To the credit of management, recent renovations at the property have given the community a much-needed update.
Construction on a new clubhouse office began in late summer of 2016. Though this is certainly a huge benefit for the staff at Romney Meadows, it is also a huge benefit for the residents. For starters, any improvements at Romney Meadows that can help the staff better serve the residents will bode well with the community. Additionally, the old offices will be donated to the Bauer Head Start Program. Bauer currently resides in a section of the clubhouse and provides early childhood development programs, primarily to the Romney Meadows community. Once the new offices are completed, Bauer will have full use of the old offices, allowing the organization to accommodate and provide educational resources for even more children.
With 18 ADA (disability compliant) apartment units on the property, it was very important for management to be able to cater to individuals using those units. Claystone was proudly accommodating of residents with disabilities, but unfortunately, their infrastructure didn’t reflect that. That’s why refinishing the blacktop and sidewalks at Romney Meadows was so important. Before renovations, it might have been difficult for those with disabilities to navigate the broken and cracked sidewalks and pavement. That problem is sure to be resolved at the completion of the property renovation.

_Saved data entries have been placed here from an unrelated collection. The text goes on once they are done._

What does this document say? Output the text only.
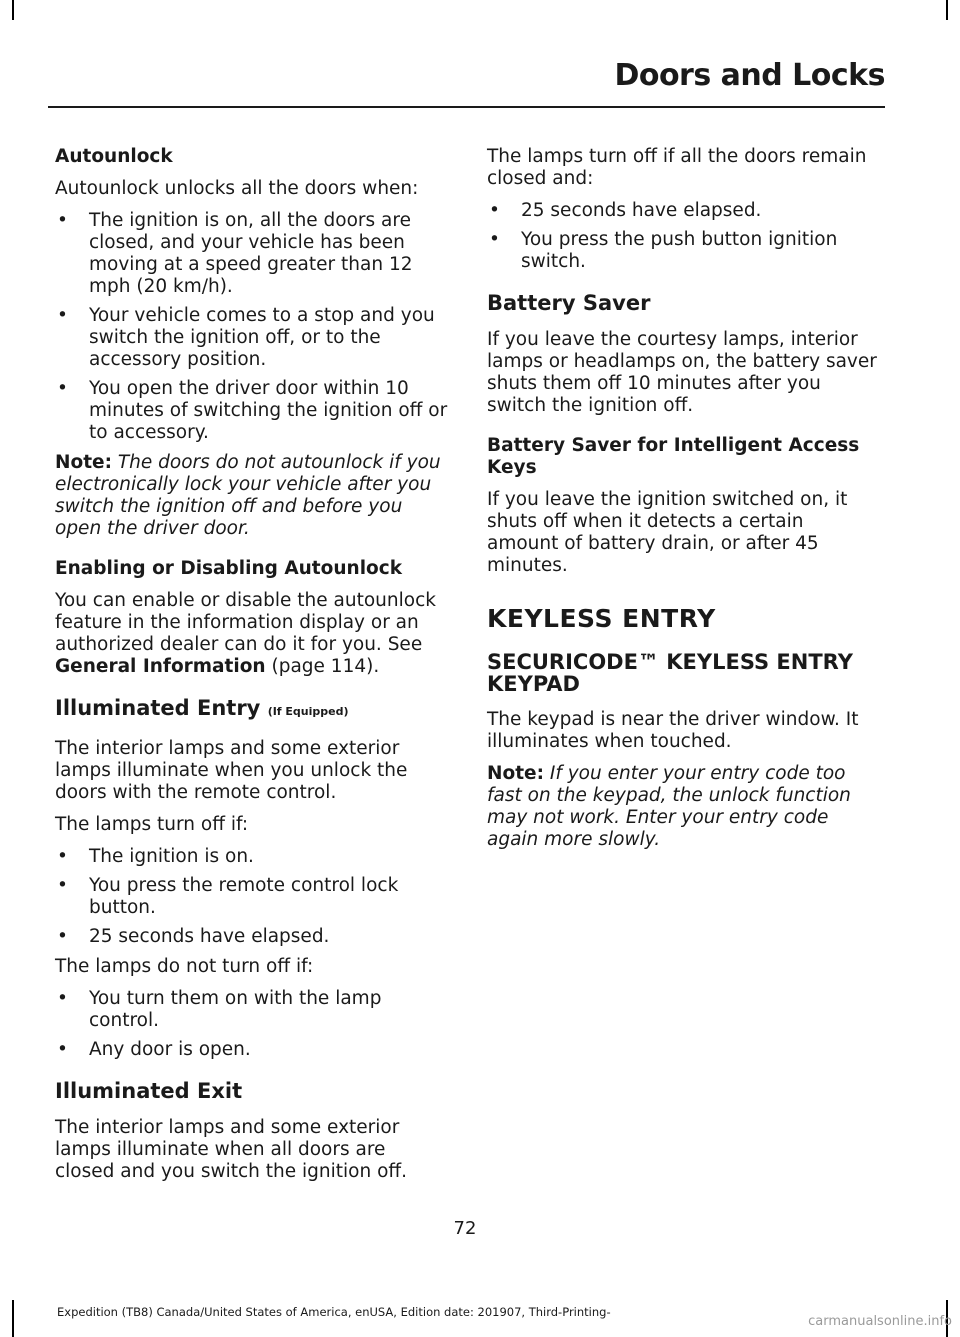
Doors and Locks
Autounlock

Autounlock unlocks all the doors when:

• The ignition is on, all the doors are closed, and your vehicle has been moving at a speed greater than 12 mph (20 km/h).
• Your vehicle comes to a stop and you switch the ignition off, or to the accessory position.
• You open the driver door within 10 minutes of switching the ignition off or to accessory.

Note: The doors do not autounlock if you electronically lock your vehicle after you switch the ignition off and before you open the driver door.

Enabling or Disabling Autounlock

You can enable or disable the autounlock feature in the information display or an authorized dealer can do it for you. See General Information (page 114).

Illuminated Entry (If Equipped)

The interior lamps and some exterior lamps illuminate when you unlock the doors with the remote control.

The lamps turn off if:

• The ignition is on.
• You press the remote control lock button.
• 25 seconds have elapsed.

The lamps do not turn off if:

• You turn them on with the lamp control.
• Any door is open.
Illuminated Exit

The interior lamps and some exterior lamps illuminate when all doors are closed and you switch the ignition off.

The lamps turn off if all the doors remain closed and:

• 25 seconds have elapsed.
• You press the push button ignition switch.
Battery Saver

If you leave the courtesy lamps, interior lamps or headlamps on, the battery saver shuts them off 10 minutes after you switch the ignition off.

Battery Saver for Intelligent Access Keys

If you leave the ignition switched on, it shuts off when it detects a certain amount of battery drain, or after 45 minutes.

KEYLESS ENTRY
SECURICODE™ KEYLESS ENTRY KEYPAD

The keypad is near the driver window. It illuminates when touched.

Note: If you enter your entry code too fast on the keypad, the unlock function may not work. Enter your entry code again more slowly.

72
Expedition (TB8) Canada/United States of America, enUSA, Edition date: 201907, Third-Printing-
carmanualsonline.info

Management at Romney Meadows made a commitment to offer residents a more sustainable living environment. All of the property’s appliances were upgraded to power-conscious Energy Star appliances. Additionally, each unit has been updated with low-energy lighting. The lighting requires less energy and will result in less maintenance.
In addition to these improvements, the interior of the units received cosmetic and logistic upgrades. The improved units feature vinyl flooring, in some rooms, and new countertops and cabinets.
Management took things a step further by adding improved insulation and ventilation. Though the residents won’t see those two changes, it is simply further proof that management has committed to creating a high-quality living environment that will save money for the property and the residents.
When it’s all said and done, the improvements are just as much about promoting sustainability as they are about making this a desireable community to live in. As property manager LaTonya Fleming says, “At the end of the day, a new countertop can make a person feel good.”
To top it all off, Claystone was given a new name — Romney Meadows. Romney Meadows is not where more than 300 families live; it’s where over 300 families call home.